Another ska single from the archives. This time it's Joe Liges on the Blue Beat label from 1963. Joe Liges was apparently a name that a very young Delroy Wilson used to use. Pretty run of the mill stuff compared with what was coming out on Blue Beat at the time.
Wikipedia says -
"Wilson released his first single "Emy Lou" in 1961 for record producer, Clement "Coxsone" Dodd, at the age of thirteen. His early years with Coxsone yielded a number of ska hits, the biggest of which, the Lee Perry-written "Joe Liges" was an attack on rival producer and former Dodd employee Prince Buster. This was followed by another Perry-written attack on Buster, "Spit in the Sky". Further singles followed, including "One Two Three", "I Shall Not Remove", "Look Who Is Back Again" (a duet with Slim Smith), and another anti-Buster song, "Prince Pharaoh", notably the only record featuring the voice of Dodd himself.

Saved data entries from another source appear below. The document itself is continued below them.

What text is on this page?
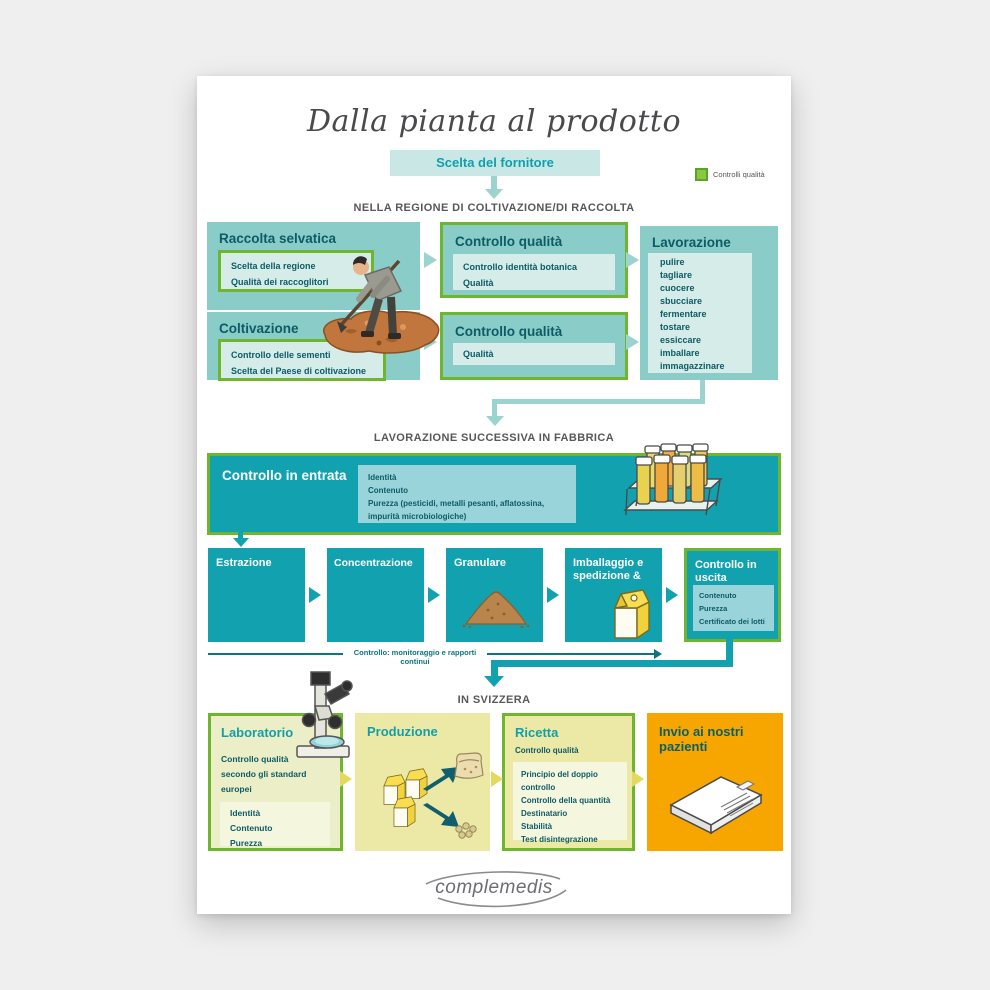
Dalla pianta al prodotto
Scelta del fornitore
Controlli qualità
NELLA REGIONE DI COLTIVAZIONE/DI RACCOLTA
Raccolta selvatica
Scelta della regione
Qualità dei raccoglitori
Coltivazione
Controllo delle sementi
Scelta del Paese di coltivazione
Controllo qualità
Controllo identità botanica
Qualità
Controllo qualità
Qualità
Lavorazione
pulire
tagliare
cuocere
sbucciare
fermentare
tostare
essiccare
imballare
immagazzinare
LAVORAZIONE SUCCESSIVA IN FABBRICA
Controllo in entrata	Identità
Contenuto
Purezza (pesticidi, metalli pesanti, aflatossina, impurità microbiologiche)
Estrazione	Concentrazione	Granulare	Imballaggio e spedizione &
Controllo in uscita
Contenuto
Purezza
Certificato dei lotti
Controllo: monitoraggio e rapporti continui
IN SVIZZERA
Laboratorio
Controllo qualità secondo gli standard europei
Identità
Contenuto
Purezza
Produzione	Ricetta
Controllo qualità
Principio del doppio controllo
Controllo della quantità
Destinatario
Stabilità
Test disintegrazione
Invio ai nostri pazienti
complemedis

His voice matured as he left his teens, around the time of ska's transition to rocksteady and this period in the late 1960s produced many hits including one of the first rocksteady records, "Dancing Mood", "Jerk in Time" (with the Wailers), "Feel Good All Over", "I'm Not a King", , "True Believer in Love", "Rain From the Skies", "Conquer Me" and "Riding For A Fall". "Won't You Come Home", a duet with Ken Boothe on a rhythm originally cut by The Conquerors for Sonia Pottinger has become one of the most-versioned Jamaican tracks ever. After leaving Studio One he recorded for numerous other producers, with varying degrees of success, and set up his own short-lived W&C label along with Wilburn Cole, and the similarly-fated Links label with Ken Boothe, The Gaylads and The Melodians. He enjoyed success with Bunny Lee in the late 1960s and early 1970s with tracks such as "This Old Heart of Mine", "Footsteps of Another Man", and "Better Must Come". His double A-side "It Hurts"/"Put Yourself in My Place" was a skinhead favourite and narrowly missed UK chart success. He recorded a version of "Run Run", a song he had originally recorded for Dodd, for maverick producer Keith Hudson.
1970 saw Wilson's first tour of the UK, where he also recorded a number of songs for the Trojan record label."